La hermana Aquilina deja sobre la mesa un documento. La madre Magdalena lo lee y tú lees el pánico de sus ojos. Se sienta abatida.
—Claro que la necesito, como siempre que estamos en un aprieto económico. Pero Ítaca se va.
—No se va, yo la necesito a ella.
—No veo cómo la va a necesitar.
—Sí que lo ve, no está ciega. Y yo pronto lo estaré. Mi degeneración macular avanza.
—Lentamente, usted puede ser funcional durante muchos años.
—Acabará ocurriendo, y lo sabe, madre. Sea sensata, sea realista, en eso consiste dirigir este colegio —le razona la hermana.
—No podemos retomar una gira, ella misma se encargó de destrozar su reputación.
—No hablo de giras, estoy mayor para acompañarla y usted no va a hacerlo, apenas la soporta a su lado. Pero yo tengo que formar a una pupila para que me sustituya. Siempre ha sido así.
—Ella no será una Egeria.
—¿Por qué no?
—Han de venir de buena familia, ser cultas, políglotas. No tiene el perfil.
—Haré que lo tenga. Yo la formaré.
—No la van a aceptar.
—Eso déjemelo a mí.
—¿Y la moralidad? Acaba de mutilar una joya bibliográfica.
—¿Me habla de moralidad en la misma conversación donde valoramos incluirla en el círculo de las Egerias? Ítaca es un prodigio.

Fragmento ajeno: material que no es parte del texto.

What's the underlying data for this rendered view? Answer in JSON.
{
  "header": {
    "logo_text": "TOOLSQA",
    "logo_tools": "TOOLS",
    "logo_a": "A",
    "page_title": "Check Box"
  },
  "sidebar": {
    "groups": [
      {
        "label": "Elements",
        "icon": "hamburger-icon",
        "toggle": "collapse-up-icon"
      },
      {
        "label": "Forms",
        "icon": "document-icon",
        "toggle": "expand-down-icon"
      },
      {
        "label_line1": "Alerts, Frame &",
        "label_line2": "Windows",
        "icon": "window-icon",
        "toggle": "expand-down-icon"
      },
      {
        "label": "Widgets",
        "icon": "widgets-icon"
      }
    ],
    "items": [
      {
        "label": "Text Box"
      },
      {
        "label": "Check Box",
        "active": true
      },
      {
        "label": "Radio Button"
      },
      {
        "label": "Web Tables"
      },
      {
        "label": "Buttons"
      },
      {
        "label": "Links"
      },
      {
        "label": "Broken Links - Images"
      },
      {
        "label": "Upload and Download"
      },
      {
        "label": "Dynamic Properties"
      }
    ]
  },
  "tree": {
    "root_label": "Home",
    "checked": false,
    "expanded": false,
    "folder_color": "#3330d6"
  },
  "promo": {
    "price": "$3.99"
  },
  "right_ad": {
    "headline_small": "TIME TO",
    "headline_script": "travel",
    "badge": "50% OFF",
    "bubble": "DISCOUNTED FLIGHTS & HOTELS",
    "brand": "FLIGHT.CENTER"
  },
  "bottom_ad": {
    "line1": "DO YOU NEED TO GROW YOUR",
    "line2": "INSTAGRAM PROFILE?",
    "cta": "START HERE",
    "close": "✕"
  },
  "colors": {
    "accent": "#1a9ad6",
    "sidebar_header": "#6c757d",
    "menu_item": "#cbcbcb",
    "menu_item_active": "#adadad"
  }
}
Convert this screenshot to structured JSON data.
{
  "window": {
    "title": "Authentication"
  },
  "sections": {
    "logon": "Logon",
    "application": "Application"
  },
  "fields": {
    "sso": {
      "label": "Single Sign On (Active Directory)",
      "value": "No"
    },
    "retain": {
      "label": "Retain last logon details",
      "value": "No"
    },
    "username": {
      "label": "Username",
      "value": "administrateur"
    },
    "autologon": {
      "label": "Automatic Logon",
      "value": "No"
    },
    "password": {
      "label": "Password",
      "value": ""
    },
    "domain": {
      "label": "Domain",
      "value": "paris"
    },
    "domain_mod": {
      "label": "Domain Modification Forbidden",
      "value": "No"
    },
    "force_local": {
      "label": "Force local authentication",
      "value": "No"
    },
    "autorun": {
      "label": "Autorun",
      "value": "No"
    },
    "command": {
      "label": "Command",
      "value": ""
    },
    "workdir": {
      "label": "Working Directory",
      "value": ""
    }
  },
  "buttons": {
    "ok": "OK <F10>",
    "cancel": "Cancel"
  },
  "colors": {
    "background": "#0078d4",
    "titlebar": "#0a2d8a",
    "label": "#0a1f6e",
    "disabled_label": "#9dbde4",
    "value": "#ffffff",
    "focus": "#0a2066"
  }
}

—Ítaca Expósito es indomable.
—Déjemela a mí —repitió.
Sabes cuándo una serpiente se retira, la directora retrocede. La hermana Aquilina avanza, señala la carta que ha traído mi amnistía.
—Tenemos una semana para conseguir el dinero y salvar este colegio de ser clausurado. No estamos para disquisiciones morales. Romperemos platos y después nos preocuparemos de cómo arreglarlos. El obispo no va a interceder por nosotras, madre —insiste la hermana Aquilina, pero no ruega, expone.
—Está bien, está bien. Pero Ítaca ha de ser castigada. Vuelva a su cama, mañana se la entrego.
La hermana Aquilina te mira y traga saliva. Es una victoria a medias, pero sabe que toca retirada. En cuanto desaparece por la puerta sabes que estás de nuevo en sus manos frías.
Ella mira el cuento de la vendedora de fósforos. Desde su ventana, la nieve cae mansa pero constante. Las noches son tan frías que ayer murió un mendigo en el parque de la Florida, buscando refugio en la cueva del Niño Jesús.
—Quítate los zapatos y deja aquí tu uniforme —te ordena.
Obedeces, qué remedio, y la sigues planta abajo. Te abre la puerta del patio, la capa de nieve te llega por los tobillos, pero queda noche por delante y sabes que mañana te llegará por las rodillas.
Aunque por primera vez comprendes que tal vez no va a haber un mañana por la mañana.
Te deja descalza en el patio, sin más compañía que tu camisón y los copos que te calan el pelo. Te sueltas las trenzas con la vana esperanza de que tu melena caliente un poco tu espalda. No funciona. Saltas, te mueves, comienzas a correr por el patio desierto a oscuras. Podrías hacerlo con los ojos cerrados, ha sido tu compañero de juegos desde la cuna.
Sabes que, como los peces, si te quedas quieta morirás.